With the assistance of 80 other metropolitan mayors, French parliamentarians and President Macron, Chapelle Darblay was sold by UPM to the municipality.

But on the same day the property and assets of the site were signed over to Veolia.

Rouen Normandy Metropolis president and Rouen mayor Nicolas Mayer-Rossignol said: “This is a historic decision for ecology, the circular economy and reindustrialisation in France. And this is happening in the Rouen conurbation.

“In October 2021, the owner of Chapelle Darblay, UPM, intended to sell the factory to a buyer whose project would have led to the elimination of the recycling activity and in situ treatment of paper and cardboard.

“We then activated our right of first refusal, as permitted by French law, with a view to selling the site to a buyer capable of preserving and developing know-how in the field of the circular economy.

“Today we signed the transfer of ownership and assets of the Chapelle Darblay plant to Veolia. This is the first time that a community has pre-empted a site of this size with its production assets. On the same day, we bought and resold, in this case to the Veolia Group.”

The cost of the acquisition is understood to have cost €9.6 million (£8.06 million) with the Rouen Normandy Metropolis incurring fees of around €100,000 (£84,000).

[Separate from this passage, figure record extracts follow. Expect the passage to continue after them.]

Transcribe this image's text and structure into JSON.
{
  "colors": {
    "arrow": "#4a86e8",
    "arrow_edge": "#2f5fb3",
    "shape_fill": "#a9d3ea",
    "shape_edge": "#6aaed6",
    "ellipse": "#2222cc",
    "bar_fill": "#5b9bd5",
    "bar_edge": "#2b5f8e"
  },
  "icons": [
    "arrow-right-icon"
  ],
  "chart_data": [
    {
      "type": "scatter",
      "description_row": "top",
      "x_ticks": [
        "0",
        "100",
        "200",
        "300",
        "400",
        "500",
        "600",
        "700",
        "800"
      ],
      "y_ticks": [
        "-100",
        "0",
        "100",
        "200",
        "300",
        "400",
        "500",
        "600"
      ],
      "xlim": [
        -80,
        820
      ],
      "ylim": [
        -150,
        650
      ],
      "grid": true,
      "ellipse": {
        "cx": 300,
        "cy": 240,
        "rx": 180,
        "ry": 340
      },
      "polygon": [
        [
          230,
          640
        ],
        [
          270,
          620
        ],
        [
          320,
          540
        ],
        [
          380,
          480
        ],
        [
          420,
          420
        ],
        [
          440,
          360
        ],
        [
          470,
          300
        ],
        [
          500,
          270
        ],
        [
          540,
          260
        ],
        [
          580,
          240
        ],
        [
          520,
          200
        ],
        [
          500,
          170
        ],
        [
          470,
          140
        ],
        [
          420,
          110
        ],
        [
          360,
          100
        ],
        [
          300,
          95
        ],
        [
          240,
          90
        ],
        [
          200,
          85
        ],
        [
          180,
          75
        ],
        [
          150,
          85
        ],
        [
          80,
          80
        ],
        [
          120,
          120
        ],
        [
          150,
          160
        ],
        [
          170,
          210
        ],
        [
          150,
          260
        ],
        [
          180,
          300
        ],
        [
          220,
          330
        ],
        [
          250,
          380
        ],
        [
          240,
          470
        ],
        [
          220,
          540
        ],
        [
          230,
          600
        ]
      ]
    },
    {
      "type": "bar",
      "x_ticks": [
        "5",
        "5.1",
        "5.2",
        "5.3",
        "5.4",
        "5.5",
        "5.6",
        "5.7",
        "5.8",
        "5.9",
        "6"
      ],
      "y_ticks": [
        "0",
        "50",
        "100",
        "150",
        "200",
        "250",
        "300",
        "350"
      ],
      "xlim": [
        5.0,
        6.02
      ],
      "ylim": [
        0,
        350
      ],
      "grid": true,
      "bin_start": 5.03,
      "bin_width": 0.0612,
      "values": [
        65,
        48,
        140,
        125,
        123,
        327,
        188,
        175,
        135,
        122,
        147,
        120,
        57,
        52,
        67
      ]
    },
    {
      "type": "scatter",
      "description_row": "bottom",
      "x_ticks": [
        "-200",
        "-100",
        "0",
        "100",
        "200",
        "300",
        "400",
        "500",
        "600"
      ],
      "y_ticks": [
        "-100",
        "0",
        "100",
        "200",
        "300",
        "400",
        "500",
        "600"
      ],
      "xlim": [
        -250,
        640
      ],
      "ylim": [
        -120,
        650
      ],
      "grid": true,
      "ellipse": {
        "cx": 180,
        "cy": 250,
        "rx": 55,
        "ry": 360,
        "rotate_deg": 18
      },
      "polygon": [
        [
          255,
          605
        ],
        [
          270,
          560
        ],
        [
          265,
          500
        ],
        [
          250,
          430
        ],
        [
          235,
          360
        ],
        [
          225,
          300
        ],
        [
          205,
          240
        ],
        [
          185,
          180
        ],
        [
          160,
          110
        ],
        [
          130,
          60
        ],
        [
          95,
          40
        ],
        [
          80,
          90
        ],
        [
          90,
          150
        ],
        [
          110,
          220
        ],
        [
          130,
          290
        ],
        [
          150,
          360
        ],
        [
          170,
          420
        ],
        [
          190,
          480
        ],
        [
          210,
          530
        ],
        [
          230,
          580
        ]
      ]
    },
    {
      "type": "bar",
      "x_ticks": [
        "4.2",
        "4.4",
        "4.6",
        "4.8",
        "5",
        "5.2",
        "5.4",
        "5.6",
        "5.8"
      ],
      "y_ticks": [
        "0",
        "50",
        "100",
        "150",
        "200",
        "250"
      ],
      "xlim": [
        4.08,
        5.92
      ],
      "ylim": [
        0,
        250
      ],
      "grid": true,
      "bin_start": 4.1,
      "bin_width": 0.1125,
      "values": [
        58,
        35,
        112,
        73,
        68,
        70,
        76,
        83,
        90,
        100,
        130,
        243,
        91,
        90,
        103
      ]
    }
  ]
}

Previously, the plant was capable of handling 480,000 tonnes of material per year, with much of this coming from Paris and its environs.

Veolia intends to work with Fiber Excellence to convert the mill into corrugated case material (CCM) production with a capacity of 400,000 tonnes.

It will provide the collection and sorting of the fibre, as well as biomass boiler expertise, while Fiber Excellence responsible for the production and marketing of the CCM.